If you're a fellow blogger then you're probably struggling with the lack of light right now and I totally feel your pain! Taking hundreds of images only to discover they are too blurry and dark to use is the worst. But never fear there are more than a few ways to improve your photography and produce bright images even on the dullest of days.
Here are my top 5 tips to do just that!
Shoot your images when the sun is at it's brightest - 12pm-1pm in the UK
Technically the sun is always at it's brightest and it's the weather that determines how visible the sun is in the sky. But on a typical overcast Winter's day the sky should be at it's brightest around 12pm-1pm so that would be your time to get taking photos, of course near a window for the maximum amount of natural light. My key tips here would be to turn off all the lights in the room and turn off the flash on your camera as neither will do your images any favours.
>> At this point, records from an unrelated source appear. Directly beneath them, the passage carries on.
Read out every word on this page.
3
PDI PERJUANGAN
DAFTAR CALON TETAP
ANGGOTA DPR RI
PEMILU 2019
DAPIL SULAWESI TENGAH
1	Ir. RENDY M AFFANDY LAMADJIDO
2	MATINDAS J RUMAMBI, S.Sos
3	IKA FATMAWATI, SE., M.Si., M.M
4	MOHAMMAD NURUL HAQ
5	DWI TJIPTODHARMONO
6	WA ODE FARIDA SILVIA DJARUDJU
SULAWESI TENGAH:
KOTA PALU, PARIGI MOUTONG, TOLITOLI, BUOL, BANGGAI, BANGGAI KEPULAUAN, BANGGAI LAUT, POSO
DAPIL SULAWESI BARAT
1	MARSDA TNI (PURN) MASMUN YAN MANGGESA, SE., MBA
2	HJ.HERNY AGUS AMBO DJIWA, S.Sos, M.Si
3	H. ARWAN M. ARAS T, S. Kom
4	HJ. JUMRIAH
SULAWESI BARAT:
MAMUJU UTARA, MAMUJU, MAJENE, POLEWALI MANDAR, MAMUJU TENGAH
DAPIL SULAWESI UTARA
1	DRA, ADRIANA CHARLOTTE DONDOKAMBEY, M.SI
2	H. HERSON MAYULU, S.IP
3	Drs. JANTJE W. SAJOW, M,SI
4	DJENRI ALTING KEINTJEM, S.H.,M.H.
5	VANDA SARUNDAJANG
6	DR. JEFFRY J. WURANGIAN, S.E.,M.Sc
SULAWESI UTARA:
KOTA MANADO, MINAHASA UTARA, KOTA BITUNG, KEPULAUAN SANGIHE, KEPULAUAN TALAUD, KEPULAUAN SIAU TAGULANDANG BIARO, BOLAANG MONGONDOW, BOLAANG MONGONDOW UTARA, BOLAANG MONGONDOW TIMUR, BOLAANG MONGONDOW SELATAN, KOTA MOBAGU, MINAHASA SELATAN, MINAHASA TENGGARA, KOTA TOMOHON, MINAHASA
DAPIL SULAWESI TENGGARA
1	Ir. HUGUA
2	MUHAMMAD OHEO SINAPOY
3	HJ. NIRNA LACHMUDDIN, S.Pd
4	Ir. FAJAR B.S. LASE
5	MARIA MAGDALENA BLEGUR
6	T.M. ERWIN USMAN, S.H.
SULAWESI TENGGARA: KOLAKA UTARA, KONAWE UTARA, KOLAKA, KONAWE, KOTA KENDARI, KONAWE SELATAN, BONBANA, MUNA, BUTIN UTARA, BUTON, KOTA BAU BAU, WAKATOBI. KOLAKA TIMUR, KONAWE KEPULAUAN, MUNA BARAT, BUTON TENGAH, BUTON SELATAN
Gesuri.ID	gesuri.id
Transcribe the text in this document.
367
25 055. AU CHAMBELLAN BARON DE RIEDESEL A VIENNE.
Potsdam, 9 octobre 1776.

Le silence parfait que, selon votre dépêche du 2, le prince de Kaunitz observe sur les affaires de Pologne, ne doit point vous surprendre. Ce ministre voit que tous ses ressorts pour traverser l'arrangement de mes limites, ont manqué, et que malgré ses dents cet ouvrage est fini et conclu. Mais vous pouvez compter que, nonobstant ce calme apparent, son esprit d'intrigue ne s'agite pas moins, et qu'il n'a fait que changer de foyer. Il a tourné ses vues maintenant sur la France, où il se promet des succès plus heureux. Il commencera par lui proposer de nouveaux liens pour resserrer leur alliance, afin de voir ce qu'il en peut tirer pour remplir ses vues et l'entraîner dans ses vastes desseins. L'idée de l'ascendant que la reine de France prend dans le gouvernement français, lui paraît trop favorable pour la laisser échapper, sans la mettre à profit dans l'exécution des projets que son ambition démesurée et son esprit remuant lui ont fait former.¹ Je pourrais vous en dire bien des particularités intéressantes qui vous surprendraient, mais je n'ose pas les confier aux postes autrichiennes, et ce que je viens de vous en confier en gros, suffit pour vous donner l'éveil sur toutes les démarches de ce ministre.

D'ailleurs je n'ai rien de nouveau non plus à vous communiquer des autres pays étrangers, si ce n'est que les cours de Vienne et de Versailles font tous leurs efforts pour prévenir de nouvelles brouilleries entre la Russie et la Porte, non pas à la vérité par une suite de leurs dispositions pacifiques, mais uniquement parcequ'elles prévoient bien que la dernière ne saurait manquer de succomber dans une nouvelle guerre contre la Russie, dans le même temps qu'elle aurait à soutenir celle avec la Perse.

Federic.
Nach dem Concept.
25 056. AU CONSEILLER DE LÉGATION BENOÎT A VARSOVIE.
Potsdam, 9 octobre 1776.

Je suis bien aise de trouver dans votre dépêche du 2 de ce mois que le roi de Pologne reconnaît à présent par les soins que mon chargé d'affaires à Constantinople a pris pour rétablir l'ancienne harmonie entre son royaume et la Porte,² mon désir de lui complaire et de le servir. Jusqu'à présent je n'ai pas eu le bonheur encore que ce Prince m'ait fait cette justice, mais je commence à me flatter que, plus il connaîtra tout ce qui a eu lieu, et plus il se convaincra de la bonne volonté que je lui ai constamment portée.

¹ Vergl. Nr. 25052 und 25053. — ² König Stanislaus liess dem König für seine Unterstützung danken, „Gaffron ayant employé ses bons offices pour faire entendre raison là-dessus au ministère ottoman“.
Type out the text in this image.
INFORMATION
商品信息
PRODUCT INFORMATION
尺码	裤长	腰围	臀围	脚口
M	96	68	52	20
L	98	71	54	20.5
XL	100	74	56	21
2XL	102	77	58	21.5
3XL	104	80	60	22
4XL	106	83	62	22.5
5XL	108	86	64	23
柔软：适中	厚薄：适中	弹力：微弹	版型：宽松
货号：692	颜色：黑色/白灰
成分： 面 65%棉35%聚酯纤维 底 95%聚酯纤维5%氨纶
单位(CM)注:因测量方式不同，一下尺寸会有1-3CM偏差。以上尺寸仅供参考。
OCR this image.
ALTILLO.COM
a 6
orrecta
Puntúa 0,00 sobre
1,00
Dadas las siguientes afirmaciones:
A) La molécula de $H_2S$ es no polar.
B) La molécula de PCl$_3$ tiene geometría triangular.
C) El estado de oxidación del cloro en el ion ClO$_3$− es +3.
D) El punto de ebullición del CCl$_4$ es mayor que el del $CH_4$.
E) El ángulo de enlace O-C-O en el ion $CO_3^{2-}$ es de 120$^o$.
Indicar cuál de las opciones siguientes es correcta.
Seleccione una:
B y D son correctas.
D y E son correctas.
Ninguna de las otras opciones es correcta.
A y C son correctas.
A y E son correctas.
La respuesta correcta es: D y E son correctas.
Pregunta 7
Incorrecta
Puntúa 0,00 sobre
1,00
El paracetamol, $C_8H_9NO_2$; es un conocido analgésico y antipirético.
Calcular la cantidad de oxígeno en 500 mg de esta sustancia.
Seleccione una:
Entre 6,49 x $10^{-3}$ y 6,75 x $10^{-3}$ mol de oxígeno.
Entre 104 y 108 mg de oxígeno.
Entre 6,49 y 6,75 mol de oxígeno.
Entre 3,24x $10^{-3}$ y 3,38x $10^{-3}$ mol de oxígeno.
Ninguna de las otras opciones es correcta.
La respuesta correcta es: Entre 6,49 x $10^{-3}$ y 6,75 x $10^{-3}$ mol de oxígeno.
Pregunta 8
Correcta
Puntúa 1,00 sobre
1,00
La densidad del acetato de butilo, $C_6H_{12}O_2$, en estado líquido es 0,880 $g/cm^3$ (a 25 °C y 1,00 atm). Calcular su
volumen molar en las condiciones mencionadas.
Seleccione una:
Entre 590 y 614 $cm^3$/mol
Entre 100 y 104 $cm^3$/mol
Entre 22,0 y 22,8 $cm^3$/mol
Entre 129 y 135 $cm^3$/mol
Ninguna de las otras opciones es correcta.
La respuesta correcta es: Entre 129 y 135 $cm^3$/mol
Using photography equipment can help you shot your images in so many different ways, especially in bad lighting conditions and it doesn't have to cost a bomb. I'd personally recommend first buying a basic tripod to keep your camera still when taking your photos and if you still find your camera shakes when you press the button to take your images then a Remote Shutter Release will sort out the problem, you can expect to find both items for under £10. As for lighting you can invest here if you wish but I'd suggest keeping it portable and inexpensive to begin with to see how you get on. A great portable option for your camera is a LED Ring Flash Light (£22.49 - eBay here) that will fit around your camera lens and illuminate your images. Or you can opt for two lamps either side of your setup with high watt daylight bulbs as another portable option that doesn't require too much setup time.
Set the ISO number according to your lighting conditions
Most cameras have have an ISO setting, even digital cameras, and it's more than easy to keep it set to 'auto'. However on dull days setting the ISO to a higher number can do wonders for how bright your images will turn out. Anywhere from 400-800 won't compromise photo quality/add grain and can really brighten overall images. However a steady hand or tripod may be needed!
Bounce the light onto your setup
When shooting in dull lighting conditions you can find parts of your setup to be darker than others or in shadow which even in post-editing can be a pain to correct. So the best time to tackle these issue is when shooting and the best way to bounce natural light back onto your setup is to use a reflector. This is basically a reflective surface that will bounce natural light straight onto your setup just where you require it. You can find my own DIY reflector, made from tin foil and a ring binder here, or you can opt for something more professional with a large collapsible reflector (£6.95 - eBay here) that will do the job even better and can be used in self portraits for makeup looks as well.
Use photo-editing software to get the most out of your images
Lastly I cannot stress how important photo editing can be for the overall look of your photos... though I'm sure you already know this as a blogger! So getting to grips with your photo editing software or upping your game and investing in Photoshop is a must. With all my images in Winter I up the colour temperature, brightness, contrast and if the image isn't as crisp as I'd like I use the sharpening tool. If you are looking for a better photo editing program than what you are using I highly recommend PhotoScape which you can find on CNet here... for free! But if you want to get to grips with Photoshop then From Roses has an amazing introduction to it here.
Hopefully my tips have been helpful and fingers crossed Spring comes early this year!